Working with a local liaison at each high school, we scheduled the questionnaires to be first administered before the initiation of LTE youth ambassador training in November 2018 (baseline or wave 1). The required freshmen classes were invited to participate in the survey, which included a total potential sample of 923 freshmen students across the 3 high schools. We surveyed a total of 826 students at baseline (89.5% of the student census) across the 3 high schools during October and early November 2018. We did not record the students’ personally identifiable information, as the study design was cross-sectional. The training was then implemented in 6 weekly sessions followed by an ambassador contest to launch LTE. We completed a midline (wave 2) survey in February to March 2019 with a total of 584 students recruited from the same classes as baseline. Finally, we completed the endline (wave 3) survey in June 2019 with a total of 542 students in the same classes. Thus, at wave 3, we were able to survey 58.7% (542/923) of all freshmen and 65.6% (542/826) of those surveyed at wave 1. Ambassadors were not sampled as part of survey data collection. We cannot independently confirm whether lower rates of completed surveys at follow-up were due to student absences on the survey date or refusal to participate.

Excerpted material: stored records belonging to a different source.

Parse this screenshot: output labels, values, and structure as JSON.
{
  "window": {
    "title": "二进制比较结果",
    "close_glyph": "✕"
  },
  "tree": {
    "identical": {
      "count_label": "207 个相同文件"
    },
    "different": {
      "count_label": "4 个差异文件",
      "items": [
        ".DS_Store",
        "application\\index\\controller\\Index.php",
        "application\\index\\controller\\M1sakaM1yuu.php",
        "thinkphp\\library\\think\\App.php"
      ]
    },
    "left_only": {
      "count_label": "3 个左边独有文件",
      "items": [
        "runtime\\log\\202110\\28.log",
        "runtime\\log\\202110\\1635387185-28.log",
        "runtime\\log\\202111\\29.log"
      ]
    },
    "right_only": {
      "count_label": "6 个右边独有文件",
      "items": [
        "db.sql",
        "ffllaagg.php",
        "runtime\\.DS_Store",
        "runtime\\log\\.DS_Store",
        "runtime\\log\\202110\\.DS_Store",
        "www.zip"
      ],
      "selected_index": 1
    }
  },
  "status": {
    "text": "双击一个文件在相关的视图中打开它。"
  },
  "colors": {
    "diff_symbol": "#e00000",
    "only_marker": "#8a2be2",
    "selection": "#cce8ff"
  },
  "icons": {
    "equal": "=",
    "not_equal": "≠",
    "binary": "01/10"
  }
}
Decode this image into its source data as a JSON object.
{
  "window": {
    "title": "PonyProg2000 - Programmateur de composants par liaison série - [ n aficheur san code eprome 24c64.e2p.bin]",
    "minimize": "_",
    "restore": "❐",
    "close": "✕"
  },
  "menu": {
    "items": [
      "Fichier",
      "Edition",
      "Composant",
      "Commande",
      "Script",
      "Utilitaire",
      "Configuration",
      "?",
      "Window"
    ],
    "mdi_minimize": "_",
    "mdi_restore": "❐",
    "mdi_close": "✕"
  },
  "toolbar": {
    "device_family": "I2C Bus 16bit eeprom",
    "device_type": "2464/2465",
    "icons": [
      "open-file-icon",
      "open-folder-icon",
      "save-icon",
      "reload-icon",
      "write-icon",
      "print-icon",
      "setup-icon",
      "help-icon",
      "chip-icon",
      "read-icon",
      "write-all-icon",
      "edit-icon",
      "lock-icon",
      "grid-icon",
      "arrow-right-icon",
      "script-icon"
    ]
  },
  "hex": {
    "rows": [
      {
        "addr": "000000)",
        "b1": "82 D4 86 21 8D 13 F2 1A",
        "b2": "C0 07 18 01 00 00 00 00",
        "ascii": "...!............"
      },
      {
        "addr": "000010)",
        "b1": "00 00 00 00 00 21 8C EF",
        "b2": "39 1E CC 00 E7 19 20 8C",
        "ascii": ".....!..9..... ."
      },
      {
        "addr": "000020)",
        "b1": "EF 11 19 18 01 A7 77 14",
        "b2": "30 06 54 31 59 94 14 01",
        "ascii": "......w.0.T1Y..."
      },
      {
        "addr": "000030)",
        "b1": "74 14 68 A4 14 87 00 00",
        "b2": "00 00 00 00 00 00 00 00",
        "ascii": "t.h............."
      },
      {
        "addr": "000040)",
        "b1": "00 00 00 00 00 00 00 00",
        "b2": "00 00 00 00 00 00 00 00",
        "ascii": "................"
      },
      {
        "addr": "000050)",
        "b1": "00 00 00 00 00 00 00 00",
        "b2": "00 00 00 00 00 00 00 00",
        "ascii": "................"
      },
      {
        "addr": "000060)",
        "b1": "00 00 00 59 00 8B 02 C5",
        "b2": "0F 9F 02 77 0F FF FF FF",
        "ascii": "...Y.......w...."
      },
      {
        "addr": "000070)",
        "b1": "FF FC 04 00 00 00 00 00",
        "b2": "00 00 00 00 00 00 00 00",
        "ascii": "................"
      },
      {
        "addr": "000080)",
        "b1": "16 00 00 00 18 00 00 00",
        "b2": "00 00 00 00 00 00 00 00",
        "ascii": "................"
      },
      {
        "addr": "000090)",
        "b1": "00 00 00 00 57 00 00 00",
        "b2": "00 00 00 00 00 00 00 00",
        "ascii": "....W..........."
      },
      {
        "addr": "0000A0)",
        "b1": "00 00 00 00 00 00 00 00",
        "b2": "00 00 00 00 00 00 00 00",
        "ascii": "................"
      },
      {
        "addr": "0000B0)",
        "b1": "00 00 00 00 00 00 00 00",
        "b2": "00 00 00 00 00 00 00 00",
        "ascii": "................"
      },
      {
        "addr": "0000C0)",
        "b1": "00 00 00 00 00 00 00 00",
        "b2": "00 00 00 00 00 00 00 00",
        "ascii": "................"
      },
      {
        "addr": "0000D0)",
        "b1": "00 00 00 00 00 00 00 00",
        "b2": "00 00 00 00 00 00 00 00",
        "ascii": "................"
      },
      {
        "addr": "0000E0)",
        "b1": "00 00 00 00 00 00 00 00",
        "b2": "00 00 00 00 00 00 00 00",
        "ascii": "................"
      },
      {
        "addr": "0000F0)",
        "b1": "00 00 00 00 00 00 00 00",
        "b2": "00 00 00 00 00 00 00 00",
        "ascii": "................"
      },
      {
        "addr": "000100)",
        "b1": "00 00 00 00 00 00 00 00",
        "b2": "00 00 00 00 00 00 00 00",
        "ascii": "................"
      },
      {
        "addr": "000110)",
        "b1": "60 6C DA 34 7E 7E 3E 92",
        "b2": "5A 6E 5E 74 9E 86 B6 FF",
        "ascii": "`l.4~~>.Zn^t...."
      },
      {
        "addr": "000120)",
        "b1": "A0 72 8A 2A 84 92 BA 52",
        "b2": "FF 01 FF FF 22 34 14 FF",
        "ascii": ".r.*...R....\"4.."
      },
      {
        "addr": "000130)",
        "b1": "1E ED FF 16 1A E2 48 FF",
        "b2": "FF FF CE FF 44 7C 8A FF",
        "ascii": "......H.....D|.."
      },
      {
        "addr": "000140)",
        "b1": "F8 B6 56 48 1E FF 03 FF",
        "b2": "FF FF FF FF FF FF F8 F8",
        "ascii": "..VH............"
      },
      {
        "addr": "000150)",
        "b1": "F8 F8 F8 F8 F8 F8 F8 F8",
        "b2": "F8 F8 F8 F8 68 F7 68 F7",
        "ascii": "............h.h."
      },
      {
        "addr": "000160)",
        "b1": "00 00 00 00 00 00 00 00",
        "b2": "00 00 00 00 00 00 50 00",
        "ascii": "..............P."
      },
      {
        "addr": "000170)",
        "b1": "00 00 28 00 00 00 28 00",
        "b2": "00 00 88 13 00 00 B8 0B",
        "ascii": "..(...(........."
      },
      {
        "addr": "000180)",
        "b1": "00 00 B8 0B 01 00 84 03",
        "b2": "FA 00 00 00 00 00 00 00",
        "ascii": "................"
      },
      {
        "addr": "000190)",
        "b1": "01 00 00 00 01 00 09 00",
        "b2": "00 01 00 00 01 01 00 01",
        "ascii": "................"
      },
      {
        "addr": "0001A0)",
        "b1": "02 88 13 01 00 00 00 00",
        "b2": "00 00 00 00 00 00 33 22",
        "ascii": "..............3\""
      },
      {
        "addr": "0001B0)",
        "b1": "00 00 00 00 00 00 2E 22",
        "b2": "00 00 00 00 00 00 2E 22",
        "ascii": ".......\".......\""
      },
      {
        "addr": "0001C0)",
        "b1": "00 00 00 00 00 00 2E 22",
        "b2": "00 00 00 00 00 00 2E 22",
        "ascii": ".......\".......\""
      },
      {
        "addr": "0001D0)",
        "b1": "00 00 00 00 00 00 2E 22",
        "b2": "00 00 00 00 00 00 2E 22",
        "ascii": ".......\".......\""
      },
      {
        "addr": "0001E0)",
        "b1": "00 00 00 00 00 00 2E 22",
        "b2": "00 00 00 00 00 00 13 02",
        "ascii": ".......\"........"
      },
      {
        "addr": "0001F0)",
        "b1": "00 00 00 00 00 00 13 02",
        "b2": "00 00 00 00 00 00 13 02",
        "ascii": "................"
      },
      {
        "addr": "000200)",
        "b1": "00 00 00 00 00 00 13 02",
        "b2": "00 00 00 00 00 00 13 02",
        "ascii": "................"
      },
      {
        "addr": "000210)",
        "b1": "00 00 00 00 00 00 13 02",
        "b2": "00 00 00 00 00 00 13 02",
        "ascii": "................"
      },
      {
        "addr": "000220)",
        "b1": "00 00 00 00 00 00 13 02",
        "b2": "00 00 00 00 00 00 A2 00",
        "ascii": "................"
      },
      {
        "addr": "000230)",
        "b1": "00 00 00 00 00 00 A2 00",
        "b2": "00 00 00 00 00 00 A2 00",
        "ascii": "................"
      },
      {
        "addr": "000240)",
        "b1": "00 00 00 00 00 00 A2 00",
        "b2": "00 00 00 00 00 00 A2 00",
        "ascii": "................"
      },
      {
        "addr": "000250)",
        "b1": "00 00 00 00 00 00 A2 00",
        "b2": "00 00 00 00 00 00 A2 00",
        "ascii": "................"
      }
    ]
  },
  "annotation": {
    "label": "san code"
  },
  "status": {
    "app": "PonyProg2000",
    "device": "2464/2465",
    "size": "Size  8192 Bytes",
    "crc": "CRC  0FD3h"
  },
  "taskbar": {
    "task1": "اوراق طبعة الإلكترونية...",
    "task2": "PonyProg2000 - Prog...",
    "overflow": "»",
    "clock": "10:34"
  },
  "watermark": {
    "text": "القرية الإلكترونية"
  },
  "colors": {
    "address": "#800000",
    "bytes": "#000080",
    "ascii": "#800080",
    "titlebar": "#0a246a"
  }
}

We also collected social media data from youth ambassador posts using Hootsuite software and captured ambassador posts with the included #livingtheexample hashtag. Owing to the nature of the Instagram platform, stories are only available for a 24-hour period; in some cases, program staff requested that ambassadors provide screenshots of their posts for documentation purposes.

Data Analysis

Drug use intentions, LTE exposure, and demographic (age and gender) data from waves 2 and 3 were appended into a single dataset. We first estimated ordinal logistic regression models for each drug use intention variable in wave 3 (ie, sell/distribute illegal drugs, smoke cigarettes, drink beer/wine/hard liquor when parents do not know about it, use marijuana, use lysergic acid diethylamide (LSD)/cocaine/amphetamines or other illegal drugs, use heroin, use synthetic drugs, use any prescription pills without a prescription) to examine the association between LTE exposure and drug use intentions. We assumed that the relationship between each pair of outcome categories was the same, meaning that the coefficients that describe the relationship between strongly agree versus all higher categories of the response are the same as those that agree versus all higher categories and so on.

In a separate set of regressions, we included an interaction term for the study wave to examine whether participants had stronger disagreement with drug use after the intervention was implemented. All regression models controlled for participant’s age and gender. All data analysis was conducted in R version 3.5.3 (R Core Team, 2019). All regressions fit model assumptions have been described.


We recorded LTE social media activity from a total of 24 (of the 46) youth ambassadors. The Instagram story function was the most widely used by ambassadors, with a total of 45 stories, followed by 28 Instagram posts made during the program. The ambassadors had a total of 12,894 followers in their social media networks during the program period. There were 1291 follower likes for posts by ambassadors and 33 comments made by followers, likely a partial representation of engagement. It is worth noting that we cannot confirm that we captured all social media posts created by the ambassadors as some students may not have used the hashtag or provided complete data to the coordinator on their posting activity. It should also be noted that, due to the nature of social media platforms, we cannot confirm the identity of individuals in the youth ambassadors’ networks who engaged with the posts or how many of them represent unique individuals.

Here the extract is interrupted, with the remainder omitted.